Jadeando, siguió con la mano la longitud de la áspera cola peluda del saiyan hasta llegar a su nacimiento, próxima a la propia entrepierna.

Aún asfixiado, pero sonriendo preso de ese sentimiento desconocido hasta que se convirtió en un mortal, encerró en su puño la base del apéndice del hereje. Un fuerte quejido salió de la garganta de éste, que liberó el gaznate de su opresor y Black se mordió el labio inferior.

“¿Qué haré? Si le arranco esta asquerosa cola podré someterlo a placer unos minutos hasta que se acostumbre al dolor, pero si se la dejo  —presionó con mayor ahínco el rabo, profiriendo el otro un alarido más potente—, puedo hacerle sufrir más, lo cual es mucho más placentero”. La terrible erección que escondían sus pantalones oscuros daba buena fe de ello. Una vez más, estranguló la cola de Turles, torturándolo, y Black gozaba con el sufrimiento del pecador. Presionó la entrepierna contra el duro trasero del pirata, extasiándose, suspirando sobre el oído de bandido.

—Ten por seguro, sucio saiyan, que voy a convertirte en polvo al final del día, no te mereces otro castigo por tus pecados. Sin embargo —volvió a atormentarlo para hacerlo sufrir, recreándose en el gozo que ello le producía y haciéndoselo saber—, vas a tener el privilegio de complacer a tu dios antes de que eso ocurra.
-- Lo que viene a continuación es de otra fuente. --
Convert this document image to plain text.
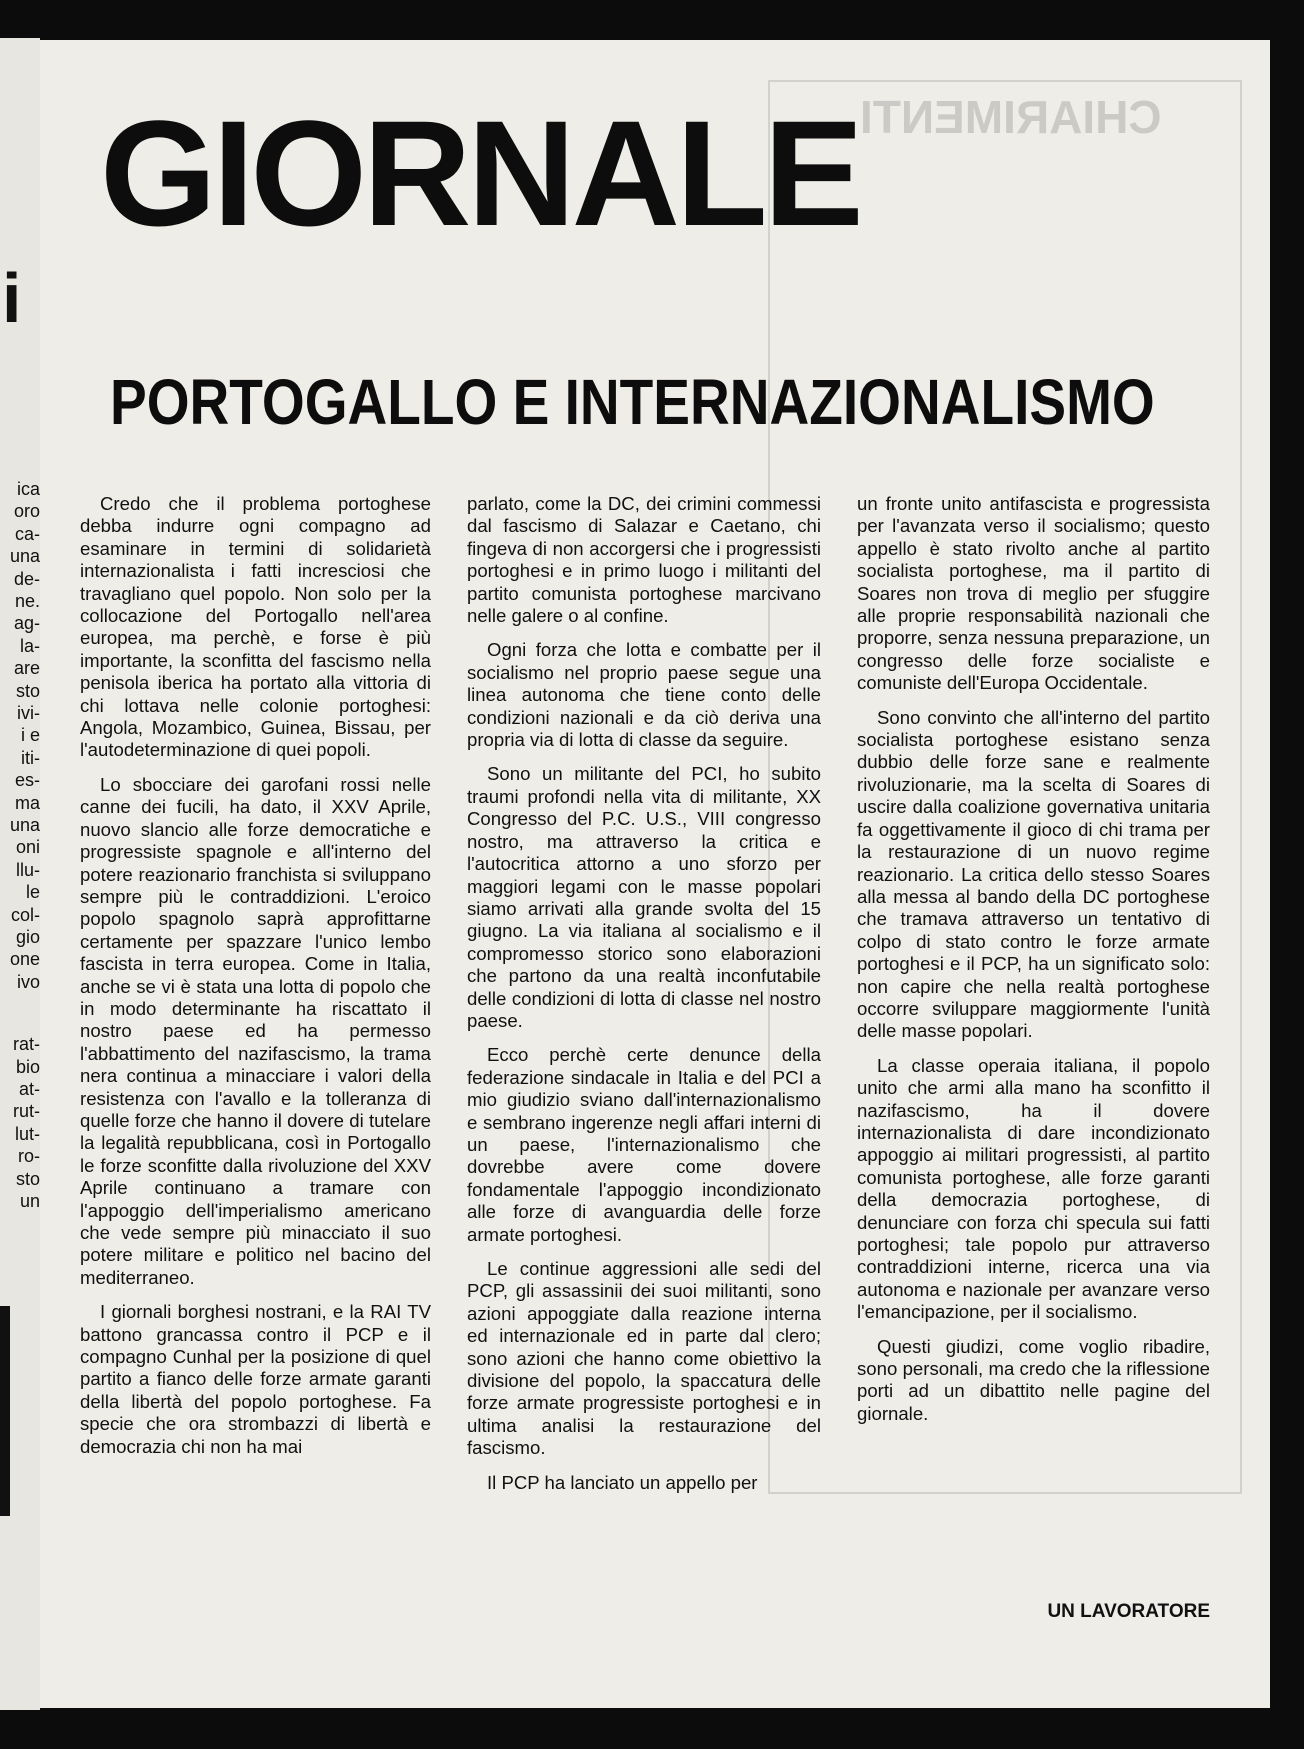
i
ica
oro
ca-
una
de-
ne.
ag-
la-
are
sto
ivi-
i e
iti-
es-
ma
una
oni
llu-
le
col-
gio
one
ivo
rat-
bio
at-
rut-
lut-
ro-
sto
un
CHIARIMENTI
GIORNALE
PORTOGALLO E INTERNAZIONALISMO

Credo che il problema portoghese debba indurre ogni compagno ad esaminare in termini di solidarietà internazionalista i fatti incresciosi che travagliano quel popolo. Non solo per la collocazione del Portogallo nell'area europea, ma perchè, e forse è più importante, la sconfitta del fascismo nella penisola iberica ha portato alla vittoria di chi lottava nelle colonie portoghesi: Angola, Mozambico, Guinea, Bissau, per l'autodeterminazione di quei popoli.

Lo sbocciare dei garofani rossi nelle canne dei fucili, ha dato, il XXV Aprile, nuovo slancio alle forze democratiche e progressiste spagnole e all'interno del potere reazionario franchista si sviluppano sempre più le contraddizioni. L'eroico popolo spagnolo saprà approfittarne certamente per spazzare l'unico lembo fascista in terra europea. Come in Italia, anche se vi è stata una lotta di popolo che in modo determinante ha riscattato il nostro paese ed ha permesso l'abbattimento del nazifascismo, la trama nera continua a minacciare i valori della resistenza con l'avallo e la tolleranza di quelle forze che hanno il dovere di tutelare la legalità repubblicana, così in Portogallo le forze sconfitte dalla rivoluzione del XXV Aprile continuano a tramare con l'appoggio dell'imperialismo americano che vede sempre più minacciato il suo potere militare e politico nel bacino del mediterraneo.

I giornali borghesi nostrani, e la RAI TV battono grancassa contro il PCP e il compagno Cunhal per la posizione di quel partito a fianco delle forze armate garanti della libertà del popolo portoghese. Fa specie che ora strombazzi di libertà e democrazia chi non ha mai

parlato, come la DC, dei crimini commessi dal fascismo di Salazar e Caetano, chi fingeva di non accorgersi che i progressisti portoghesi e in primo luogo i militanti del partito comunista portoghese marcivano nelle galere o al confine.

Ogni forza che lotta e combatte per il socialismo nel proprio paese segue una linea autonoma che tiene conto delle condizioni nazionali e da ciò deriva una propria via di lotta di classe da seguire.

Sono un militante del PCI, ho subito traumi profondi nella vita di militante, XX Congresso del P.C. U.S., VIII congresso nostro, ma attraverso la critica e l'autocritica attorno a uno sforzo per maggiori legami con le masse popolari siamo arrivati alla grande svolta del 15 giugno. La via italiana al socialismo e il compromesso storico sono elaborazioni che partono da una realtà inconfutabile delle condizioni di lotta di classe nel nostro paese.

Ecco perchè certe denunce della federazione sindacale in Italia e del PCI a mio giudizio sviano dall'internazionalismo e sembrano ingerenze negli affari interni di un paese, l'internazionalismo che dovrebbe avere come dovere fondamentale l'appoggio incondizionato alle forze di avanguardia delle forze armate portoghesi.

Le continue aggressioni alle sedi del PCP, gli assassinii dei suoi militanti, sono azioni appoggiate dalla reazione interna ed internazionale ed in parte dal clero; sono azioni che hanno come obiettivo la divisione del popolo, la spaccatura delle forze armate progressiste portoghesi e in ultima analisi la restaurazione del fascismo.

Il PCP ha lanciato un appello per

un fronte unito antifascista e progressista per l'avanzata verso il socialismo; questo appello è stato rivolto anche al partito socialista portoghese, ma il partito di Soares non trova di meglio per sfuggire alle proprie responsabilità nazionali che proporre, senza nessuna preparazione, un congresso delle forze socialiste e comuniste dell'Europa Occidentale.

Sono convinto che all'interno del partito socialista portoghese esistano senza dubbio delle forze sane e realmente rivoluzionarie, ma la scelta di Soares di uscire dalla coalizione governativa unitaria fa oggettivamente il gioco di chi trama per la restaurazione di un nuovo regime reazionario. La critica dello stesso Soares alla messa al bando della DC portoghese che tramava attraverso un tentativo di colpo di stato contro le forze armate portoghesi e il PCP, ha un significato solo: non capire che nella realtà portoghese occorre sviluppare maggiormente l'unità delle masse popolari.

La classe operaia italiana, il popolo unito che armi alla mano ha sconfitto il nazifascismo, ha il dovere internazionalista di dare incondizionato appoggio ai militari progressisti, al partito comunista portoghese, alle forze garanti della democrazia portoghese, di denunciare con forza chi specula sui fatti portoghesi; tale popolo pur attraverso contraddizioni interne, ricerca una via autonoma e nazionale per avanzare verso l'emancipazione, per il socialismo.

Questi giudizi, come voglio ribadire, sono personali, ma credo che la riflessione porti ad un dibattito nelle pagine del giornale.

UN LAVORATORE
Debido a la dureza del agarre, con un crujido seco, el rabo de Turles se partió. Éste reprimió un grito de extremo dolor y miró de reojo a su opresor, sonriendo al ver la cara de estupefacción de ese extraño saiyan que, por una fracción de segundo, había aflojado la presión y observaba curioso el apéndice peludo pendiendo lánguido por un lado de su puño, y por el otro sangraba someramente.

Si actuaba rápido, podría romper la liga de sus manos, propinarle un puñetazo a ese prepotente para aturdirlo y escapar. Sin embargo, ese tipo tramaba algo diferente, su mirada penetrante le revelaba otro tipo de intenciones lejos de la tortura basada en la violencia y los simples golpes. El rasgar de una tela a sus espaldas le daba pistas sobre el sentido de todo aquéllo.

Black dejaba caer los restos de la cola ensangrentada sobre el rostro confuso de Turles y después dirigía los dedos de esa mano a la pequeña herida sangrante del saiyan. A través del agujero del calzón negro que lo revestía, introdujo los dedos índice y corazón, palpando la brecha húmeda y tibia que había abierto involuntaria pero oportunamente, estremeciendo de pura sensibilidad al hombre que se encogía debajo de él.

Sin apartar la mirada, sonriendo con lascivia, rompió con esos mismos dedos la tela negra, lentamente, dejando al desnudo la piel inferior del, por otros temido, pirata espacial. Sin prisas, comprobando el temor del saiyan en la tensión de sus ojos y en su respirar entrecortado, tocó su zona prohibida.

Entonces Turles, horrorizado, abrió los ojos de par en par y comprendió los terribles derroteros que tomaban la situación para su integridad física y su orgullo de saiyan.